Ignacio Camacho-ABC
El Brexit es el ejemplo de que los privilegios nunca frenan la continua exigencia del nacionalismo insatisfecho
Los análisis sobre el Brexit inciden desde el principio en el riesgo obvio de las sacudidas emocionales del populismo. La manipulación sentimental, el arraigo social de los mitos, el uso desvergonzado que los nacionalistas hacen del conflicto y de la mentira como instrumento político. También el peligro encerrado en la convocatoria frívola de referendos por dirigentes aficionados a crear problemas en vez de resolverlos. Y son todos ellas conclusiones certeras y enfoques correctos, pero centrados en la perspectiva británica de los hechos.
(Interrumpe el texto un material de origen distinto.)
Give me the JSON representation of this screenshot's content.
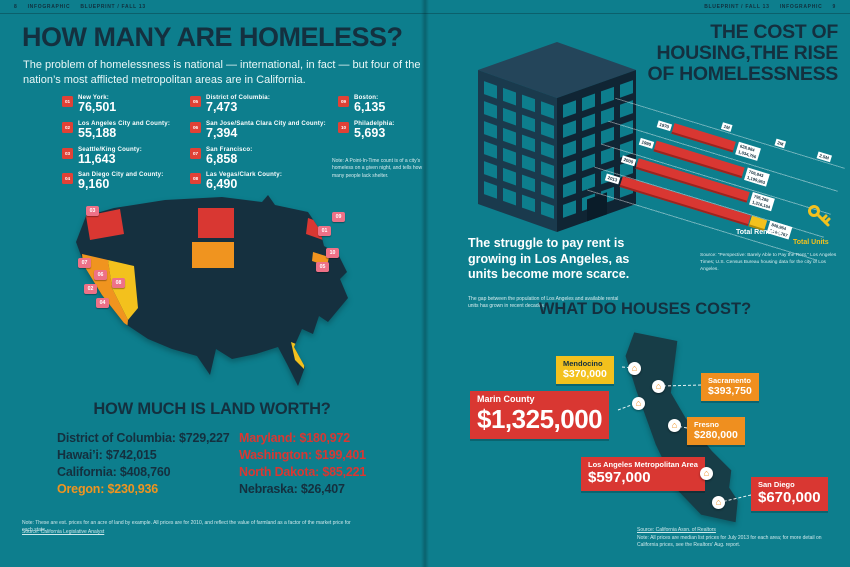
{
  "colors": {
    "bg": "#0d7e8d",
    "navy": "#14303f",
    "red": "#d93732",
    "orange": "#f0941f",
    "yellow": "#f3c11d",
    "pink": "#ee7187"
  },
  "masthead": {
    "left": {
      "folio": "8",
      "section": "INFOGRAPHIC",
      "title": "BLUEPRINT / FALL 13"
    },
    "right": {
      "title": "BLUEPRINT / FALL 13",
      "section": "INFOGRAPHIC",
      "folio": "9"
    }
  },
  "homeless": {
    "title": "HOW MANY ARE HOMELESS?",
    "subtitle": "The problem of homelessness is national — international, in fact — but four of the nation’s most afflicted metropolitan areas are in California.",
    "note": "Note: A Point-In-Time count is of a city’s homeless on a given night, and tells how many people lack shelter.",
    "stats": [
      {
        "rank": "01",
        "name": "New York:",
        "value": "76,501"
      },
      {
        "rank": "02",
        "name": "Los Angeles City and County:",
        "value": "55,188"
      },
      {
        "rank": "03",
        "name": "Seattle/King County:",
        "value": "11,643"
      },
      {
        "rank": "04",
        "name": "San Diego City and County:",
        "value": "9,160"
      },
      {
        "rank": "05",
        "name": "District of Columbia:",
        "value": "7,473"
      },
      {
        "rank": "06",
        "name": "San Jose/Santa Clara City and County:",
        "value": "7,394"
      },
      {
        "rank": "07",
        "name": "San Francisco:",
        "value": "6,858"
      },
      {
        "rank": "08",
        "name": "Las Vegas/Clark County:",
        "value": "6,490"
      },
      {
        "rank": "09",
        "name": "Boston:",
        "value": "6,135"
      },
      {
        "rank": "10",
        "name": "Philadelphia:",
        "value": "5,693"
      }
    ]
  },
  "map_pins": [
    "01",
    "02",
    "03",
    "04",
    "05",
    "06",
    "07",
    "08",
    "09",
    "10"
  ],
  "land": {
    "title": "HOW MUCH IS LAND WORTH?",
    "col1": [
      {
        "text": "District of Columbia: $729,227",
        "tone": "navy"
      },
      {
        "text": "Hawai’i: $742,015",
        "tone": "navy"
      },
      {
        "text": "California: $408,760",
        "tone": "navy"
      },
      {
        "text": "Oregon: $230,936",
        "tone": "orange"
      }
    ],
    "col2": [
      {
        "text": "Maryland: $180,972",
        "tone": "red"
      },
      {
        "text": "Washington: $199,401",
        "tone": "red"
      },
      {
        "text": "North Dakota: $85,221",
        "tone": "red"
      },
      {
        "text": "Nebraska: $26,407",
        "tone": "navy"
      }
    ],
    "note": "Note: These are est. prices for an acre of land by example. All prices are for 2010, and reflect the value of farmland as a factor of the market price for each state.",
    "source": "Source: California Legislative Analyst"
  },
  "housing_cost": {
    "title_lines": [
      "THE COST OF",
      "HOUSING,THE RISE",
      "OF HOMELESSNESS"
    ],
    "struggle": "The struggle to pay rent is growing in Los Angeles, as units become more scarce.",
    "struggle_sub": "The gap between the population of Los Angeles and available rental units has grown in recent decades.",
    "source": "Source: “Perspective: Barely Able to Pay the Rent,” Los Angeles Times; U.S. Census Bureau housing data for the city of Los Angeles.",
    "legend": {
      "renters": "Total Renters",
      "units": "Total Units"
    },
    "ticks": [
      "1M",
      "2M",
      "2.5M"
    ],
    "rows": [
      {
        "year": "1970",
        "renters": "628,984",
        "units": "1,034,766"
      },
      {
        "year": "1990",
        "renters": "706,843",
        "units": "1,199,963"
      },
      {
        "year": "2000",
        "renters": "795,286",
        "units": "1,316,164"
      },
      {
        "year": "2013",
        "renters": "848,964",
        "units": "1,364,767"
      }
    ]
  },
  "houses": {
    "title": "WHAT DO HOUSES COST?",
    "items": [
      {
        "name": "Mendocino",
        "price": "$370,000",
        "tone": "yellow",
        "size": "sm"
      },
      {
        "name": "Sacramento",
        "price": "$393,750",
        "tone": "orange",
        "size": "sm"
      },
      {
        "name": "Marin County",
        "price": "$1,325,000",
        "tone": "red",
        "size": "xl"
      },
      {
        "name": "Fresno",
        "price": "$280,000",
        "tone": "orange",
        "size": "sm"
      },
      {
        "name": "Los Angeles Metropolitan Area",
        "price": "$597,000",
        "tone": "red",
        "size": "lg"
      },
      {
        "name": "San Diego",
        "price": "$670,000",
        "tone": "red",
        "size": "lg"
      }
    ],
    "source": "Source: California Assn. of Realtors",
    "note": "Note: All prices are median list prices for July 2013 for each area; for more detail on California prices, see the Realtors’ Aug. report."
  },
  "chart_data": [
    {
      "type": "bar",
      "title": "How Many Are Homeless? (Point-in-Time counts)",
      "categories": [
        "New York",
        "Los Angeles City and County",
        "Seattle/King County",
        "San Diego City and County",
        "District of Columbia",
        "San Jose/Santa Clara City and County",
        "San Francisco",
        "Las Vegas/Clark County",
        "Boston",
        "Philadelphia"
      ],
      "values": [
        76501,
        55188,
        11643,
        9160,
        7473,
        7394,
        6858,
        6490,
        6135,
        5693
      ]
    },
    {
      "type": "bar",
      "title": "How Much Is Land Worth?",
      "categories": [
        "District of Columbia",
        "Hawai'i",
        "California",
        "Oregon",
        "Maryland",
        "Washington",
        "North Dakota",
        "Nebraska"
      ],
      "values": [
        729227,
        742015,
        408760,
        230936,
        180972,
        199401,
        85221,
        26407
      ]
    },
    {
      "type": "bar",
      "title": "Total Renters vs Total Units, Los Angeles",
      "categories": [
        "1970",
        "1990",
        "2000",
        "2013"
      ],
      "series": [
        {
          "name": "Total Renters",
          "values": [
            628984,
            706843,
            795286,
            848964
          ]
        },
        {
          "name": "Total Units",
          "values": [
            1034766,
            1199963,
            1316164,
            1364767
          ]
        }
      ],
      "xlabel": "",
      "ylabel": "",
      "ylim": [
        0,
        2500000
      ],
      "tick_labels": [
        "1M",
        "2M",
        "2.5M"
      ],
      "legend_position": "bottom-right"
    },
    {
      "type": "bar",
      "title": "What Do Houses Cost? (median price)",
      "categories": [
        "Mendocino",
        "Sacramento",
        "Marin County",
        "Fresno",
        "Los Angeles Metropolitan Area",
        "San Diego"
      ],
      "values": [
        370000,
        393750,
        1325000,
        280000,
        597000,
        670000
      ]
    }
  ]
}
Hay, sin embargo, para quien la quiera aprender, otra lección esencial cuando se mira el asunto desde el prisma europeo, y es el fracaso plano, incuestionable y abierto de las medidas de apaciguamiento. Porque la actual ruptura de la UE no es sólo el éxito del oportunismo demagógico de los euroescépticos sino la constatación de la esterilidad de cualquier esfuerzo por complacer con cesiones, prerrogativas y privilegios las exigencias crecientes de un nacionalismo siempre insatisfecho.
Gran Bretaña siempre tuvo en la UE un pie dentro y otro fuera. Entró con condiciones demandas y limitaciones que al resto de los socios posteriores no les fueron ofrecidas sino impuestas, y durante 47 años no ha hecho otra que incrementarlas a cambio de no cuestionar su permanencia. Los siete puntos de Wilson en la primera consulta, el famoso cheque compensatorio de Thatcher -«¡¡quiero que me devuelvan mi dinero!!»- o la cláusula de exención de Major fueron diversas fórmulas para subir la misma apuesta: un menú optativo, un estatus a la carta para que la integración les mereciese la pena. Una tras otra, las reclamaciones fueron aceptadas por Bruselas para que el Reino Unido «se sintiese cómodo» en su pertenencia; una tras otra se demostraron incapaces de frenar una reivindicación eterna. A cada franquicia entregada sucedía una petición nueva, y ninguna servía para aplacar la disconformidad inglesa. Hasta que llegó la ola populista, la campaña de «retomar el control», la feroz ofensiva de propaganda fraudulenta, y ya no valieron las promesas, ni los mecanismos de ajuste, ni los fueros de soberanía, ni las devoluciones de contribución neta. La pulsión nacionalista es una creencia invulnerable a la racionalidad del debate de ideas. Y el que pueda entender, que entienda.
Así sucede siempre con el nacionalismo: ceder es sólo comprar tiempo. O peor aún, intentar alquilarle un favor que nunca acaba concediendo porque siempre cree que el mundo le debe algo y que los demás conspiran contra la legitimidad de sus sentimientos. El error, tan general como se ve, es intentar aplacarlo, complacerlo, creer que un elemental principio de lealtad o de quid pro quo le inspirará un mínimo respeto. No hay caso: la palabra «mutuo» no existe en su léxico. Y hay tantos ejemplos que sólo se pueden ya engañar los optimistas más irredentos.